By "vertex configuration" (or "verc") I mean the topological arrangement of faces/cells around the vertex. This includes information about their identities and orientations, but not necessarily about the dihedral/dichoral angles. (Formally, I could define it in terms of the abstract polytope, which is a partially ordered set: the vertex configuration is all facets greater than the vertex, and all k-faces (of any dimension k) less than these facets.)
For 2D polygons, vercs are trivial; any vertex has two edges around it. But verfs are not trivial; they tell the angle at the vertex.
For 3D polyhedra, in general, verfs and vercs are independent; neither determines the other. But for CRF polyhedra, the verf determines the verc, since a face's angle at one vertex uniquely determines the type of face.
For 4D polychora, this is reversed: the verf does not determine the verc, as I explained with the octahedron; but the verc determines the verf, which is equivalent to saying that 4D vertices are rigid. (This would follow from the rigidity of convex polyhedra in spherical space, which I think has been proven....)
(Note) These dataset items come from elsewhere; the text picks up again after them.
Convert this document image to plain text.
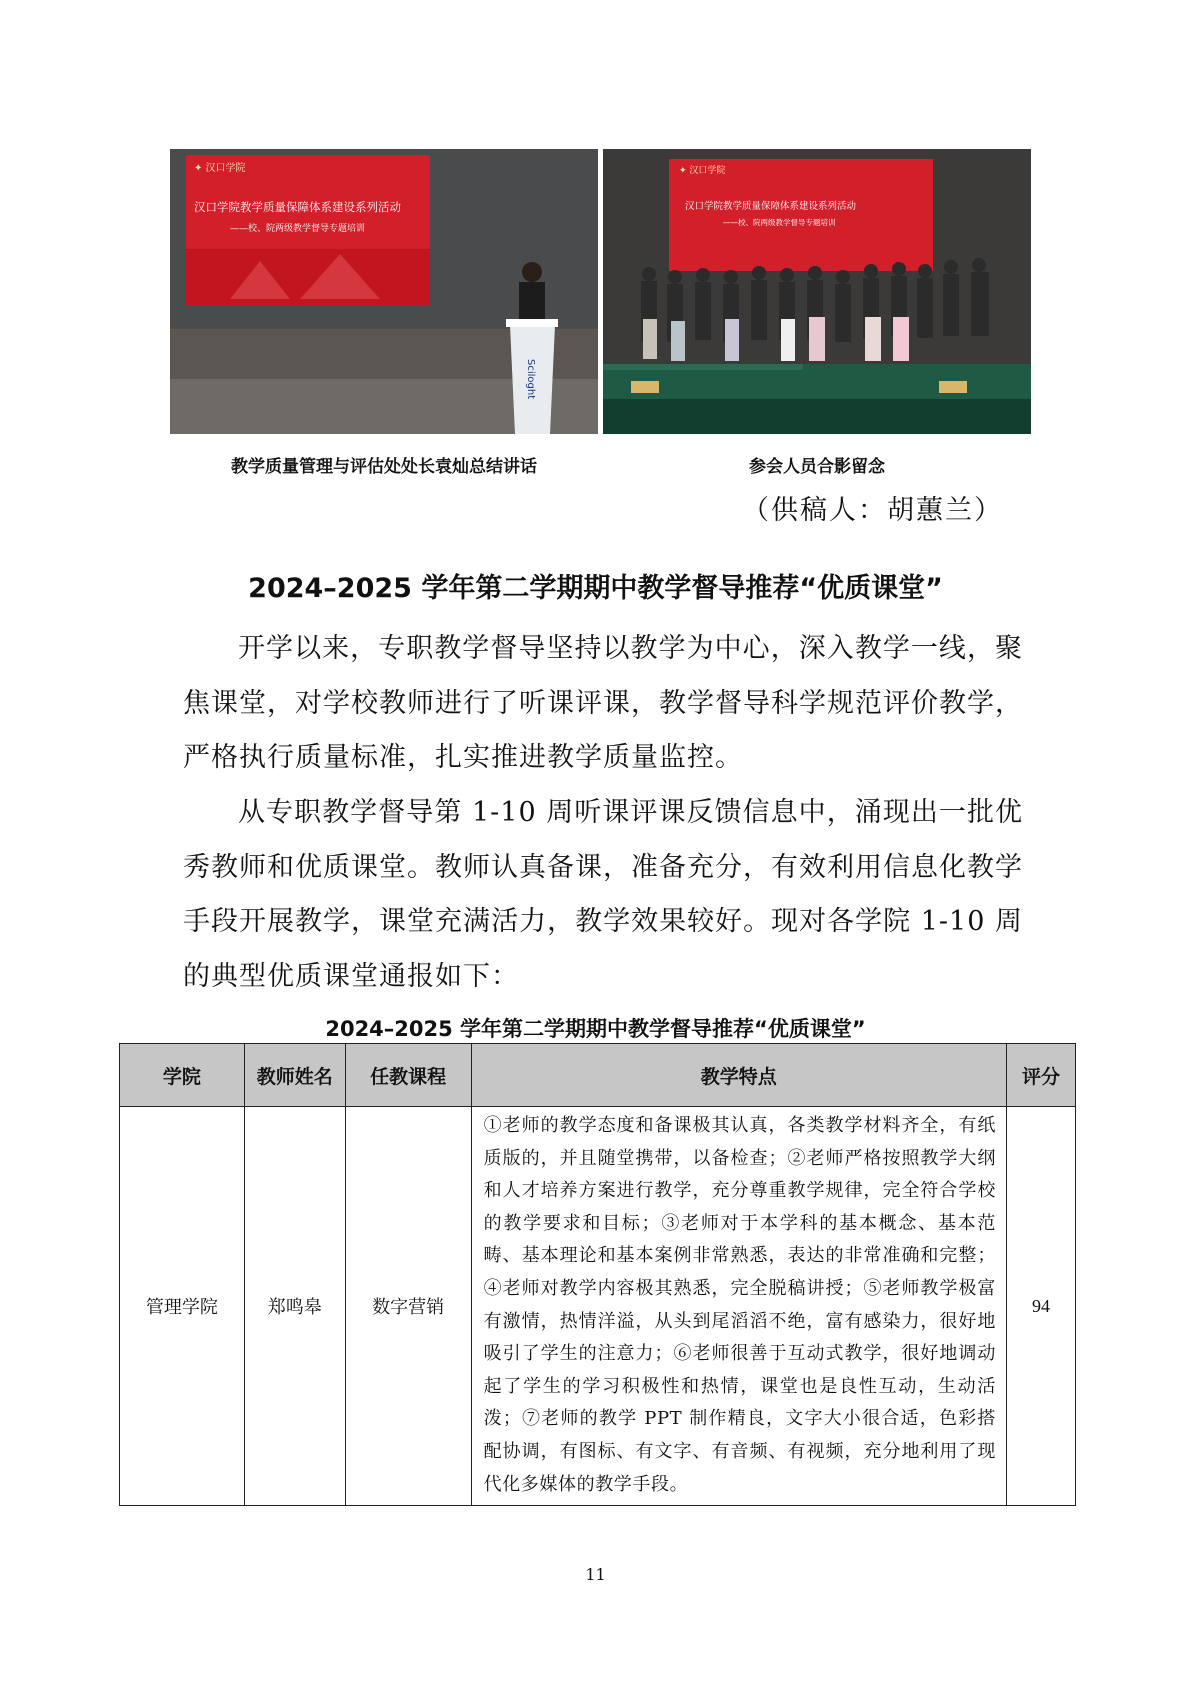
✦ 汉口学院
汉口学院教学质量保障体系建设系列活动
——校、院两级教学督导专题培训
Sciloght
✦ 汉口学院
汉口学院教学质量保障体系建设系列活动
——校、院两级教学督导专题培训
教学质量管理与评估处处长袁灿总结讲话	参会人员合影留念
（供稿人：胡蕙兰）
2024–2025 学年第二学期期中教学督导推荐“优质课堂”

开学以来，专职教学督导坚持以教学为中心，深入教学一线，聚焦课堂，对学校教师进行了听课评课，教学督导科学规范评价教学，严格执行质量标准，扎实推进教学质量监控。

从专职教学督导第 1-10 周听课评课反馈信息中，涌现出一批优秀教师和优质课堂。教师认真备课，准备充分，有效利用信息化教学手段开展教学，课堂充满活力，教学效果较好。现对各学院 1-10 周的典型优质课堂通报如下：

2024–2025 学年第二学期期中教学督导推荐“优质课堂”
学院	教师姓名	任教课程	教学特点	评分
管理学院	郑鸣皋	数字营销	①老师的教学态度和备课极其认真，各类教学材料齐全，有纸质版的，并且随堂携带，以备检查；②老师严格按照教学大纲和人才培养方案进行教学，充分尊重教学规律，完全符合学校的教学要求和目标；③老师对于本学科的基本概念、基本范畴、基本理论和基本案例非常熟悉，表达的非常准确和完整；④老师对教学内容极其熟悉，完全脱稿讲授；⑤老师教学极富有激情，热情洋溢，从头到尾滔滔不绝，富有感染力，很好地吸引了学生的注意力；⑥老师很善于互动式教学，很好地调动起了学生的学习积极性和热情，课堂也是良性互动，生动活泼；⑦老师的教学 PPT 制作精良，文字大小很合适，色彩搭配协调，有图标、有文字、有音频、有视频，充分地利用了现代化多媒体的教学手段。	94
11
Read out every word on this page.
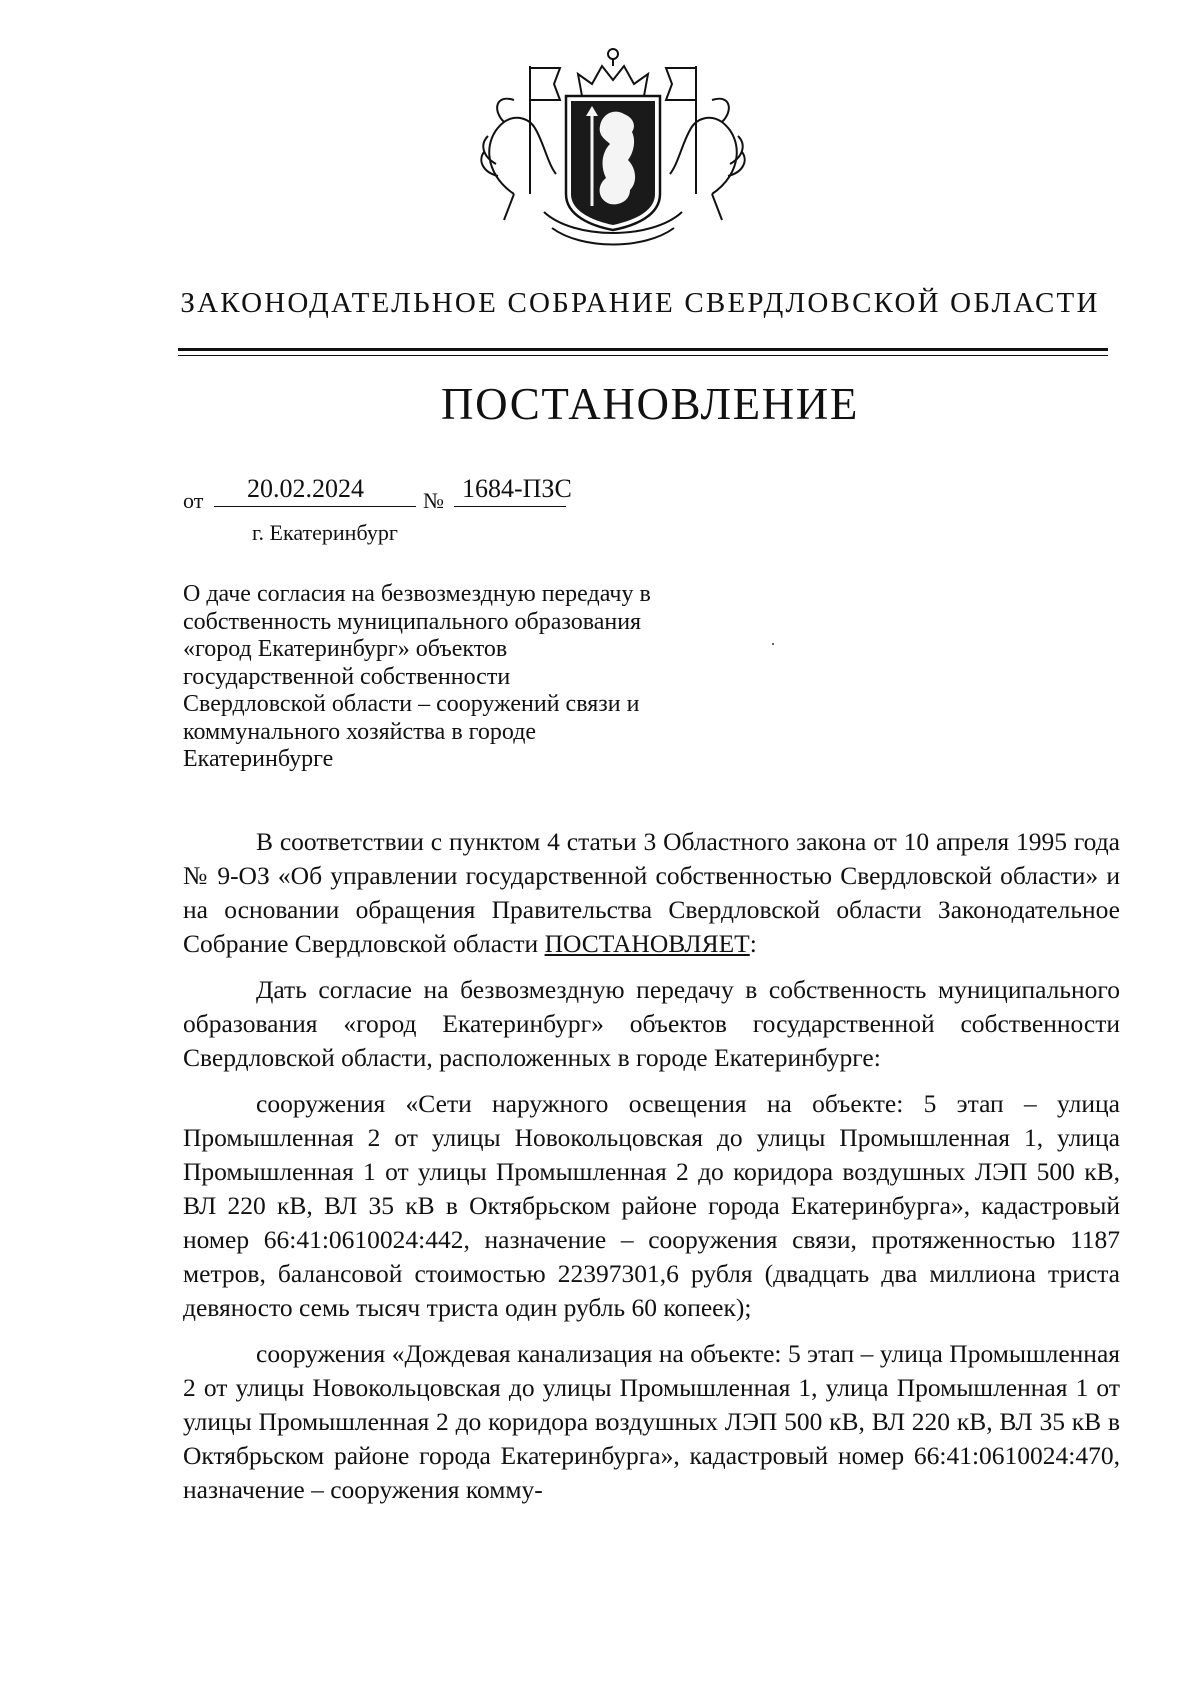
ЗАКОНОДАТЕЛЬНОЕ СОБРАНИЕ СВЕРДЛОВСКОЙ ОБЛАСТИ
ПОСТАНОВЛЕНИЕ
от 20.02.2024	№ 1684-ПЗС
г. Екатеринбург
О даче согласия на безвозмездную передачу в собственность муниципального образования «город Екатеринбург» объектов государственной собственности Свердловской области – сооружений связи и коммунального хозяйства в городе Екатеринбурге

В соответствии с пунктом 4 статьи 3 Областного закона от 10 апреля 1995 года № 9-ОЗ «Об управлении государственной собственностью Свердловской области» и на основании обращения Правительства Свердловской области Законодательное Собрание Свердловской области ПОСТАНОВЛЯЕТ:

Дать согласие на безвозмездную передачу в собственность муниципального образования «город Екатеринбург» объектов государственной собственности Свердловской области, расположенных в городе Екатеринбурге:

сооружения «Сети наружного освещения на объекте: 5 этап – улица Промышленная 2 от улицы Новокольцовская до улицы Промышленная 1, улица Промышленная 1 от улицы Промышленная 2 до коридора воздушных ЛЭП 500 кВ, ВЛ 220 кВ, ВЛ 35 кВ в Октябрьском районе города Екатеринбурга», кадастровый номер 66:41:0610024:442, назначение – сооружения связи, протяженностью 1187 метров, балансовой стоимостью 22397301,6 рубля (двадцать два миллиона триста девяносто семь тысяч триста один рубль 60 копеек);

сооружения «Дождевая канализация на объекте: 5 этап – улица Промышленная 2 от улицы Новокольцовская до улицы Промышленная 1, улица Промышленная 1 от улицы Промышленная 2 до коридора воздушных ЛЭП 500 кВ, ВЛ 220 кВ, ВЛ 35 кВ в Октябрьском районе города Екатеринбурга», кадастровый номер 66:41:0610024:470, назначение – сооружения комму-
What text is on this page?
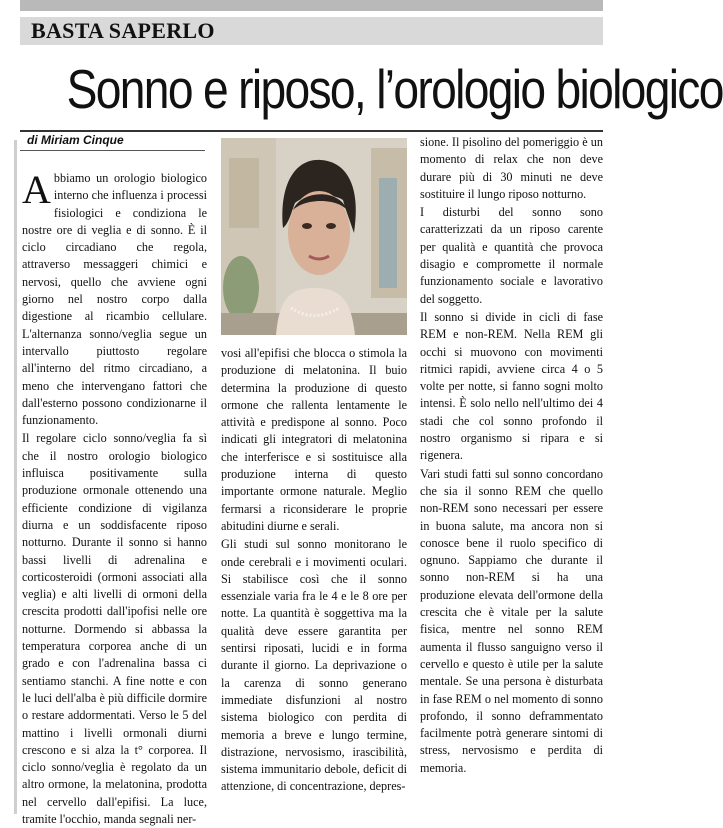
BASTA SAPERLO
Sonno e riposo, l’orologio biologico
di Miriam Cinque

Abbiamo un orologio biologico interno che influenza i processi fisiologici e condiziona le nostre ore di veglia e di sonno. È il ciclo circadiano che regola, attraverso messaggeri chimici e nervosi, quello che avviene ogni giorno nel nostro corpo dalla digestione al ricambio cellulare. L'alternanza sonno/veglia segue un intervallo piuttosto regolare all'interno del ritmo circadiano, a meno che intervengano fattori che dall'esterno possono condizionarne il funzionamento.

Il regolare ciclo sonno/veglia fa sì che il nostro orologio biologico influisca positivamente sulla produzione ormonale ottenendo una efficiente condizione di vigilanza diurna e un soddisfacente riposo notturno. Durante il sonno si hanno bassi livelli di adrenalina e corticosteroidi (ormoni associati alla veglia) e alti livelli di ormoni della crescita prodotti dall'ipofisi nelle ore notturne. Dormendo si abbassa la temperatura corporea anche di un grado e con l'adrenalina bassa ci sentiamo stanchi. A fine notte e con le luci dell'alba è più difficile dormire o restare addormentati. Verso le 5 del mattino i livelli ormonali diurni crescono e si alza la t° corporea. Il ciclo sonno/veglia è regolato da un altro ormone, la melatonina, prodotta nel cervello dall'epifisi. La luce, tramite l'occhio, manda segnali ner-

vosi all'epifisi che blocca o stimola la produzione di melatonina. Il buio determina la produzione di questo ormone che rallenta lentamente le attività e predispone al sonno. Poco indicati gli integratori di melatonina che interferisce e si sostituisce alla produzione interna di questo importante ormone naturale. Meglio fermarsi a riconsiderare le proprie abitudini diurne e serali.

Gli studi sul sonno monitorano le onde cerebrali e i movimenti oculari. Si stabilisce così che il sonno essenziale varia fra le 4 e le 8 ore per notte. La quantità è soggettiva ma la qualità deve essere garantita per sentirsi riposati, lucidi e in forma durante il giorno. La deprivazione o la carenza di sonno generano immediate disfunzioni al nostro sistema biologico con perdita di memoria a breve e lungo termine, distrazione, nervosismo, irascibilità, sistema immunitario debole, deficit di attenzione, di concentrazione, depres-

sione. Il pisolino del pomeriggio è un momento di relax che non deve durare più di 30 minuti ne deve sostituire il lungo riposo notturno.

I disturbi del sonno sono caratterizzati da un riposo carente per qualità e quantità che provoca disagio e compromette il normale funzionamento sociale e lavorativo del soggetto.

Il sonno si divide in cicli di fase REM e non-REM. Nella REM gli occhi si muovono con movimenti ritmici rapidi, avviene circa 4 o 5 volte per notte, si fanno sogni molto intensi. È solo nello nell'ultimo dei 4 stadi che col sonno profondo il nostro organismo si ripara e si rigenera.

Vari studi fatti sul sonno concordano che sia il sonno REM che quello non-REM sono necessari per essere in buona salute, ma ancora non si conosce bene il ruolo specifico di ognuno. Sappiamo che durante il sonno non-REM si ha una produzione elevata dell'ormone della crescita che è vitale per la salute fisica, mentre nel sonno REM aumenta il flusso sanguigno verso il cervello e questo è utile per la salute mentale. Se una persona è disturbata in fase REM o nel momento di sonno profondo, il sonno deframmentato facilmente potrà generare sintomi di stress, nervosismo e perdita di memoria.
So, I was calculating the possible vertex figures of the Blind polychora (convex regular-celled polychora). There's a bunch of pentagonal things like mibdi or pip, which appear in ex diminishings or in rox; there's the augmented triangular prism, which appears in aurap; but there's also the square antiprism, which does not appear in any Blind polychoron.
Does this vertex configuration appear in any CRF polychoron?
If not, does this vertex figure appear in any CRF polychoron?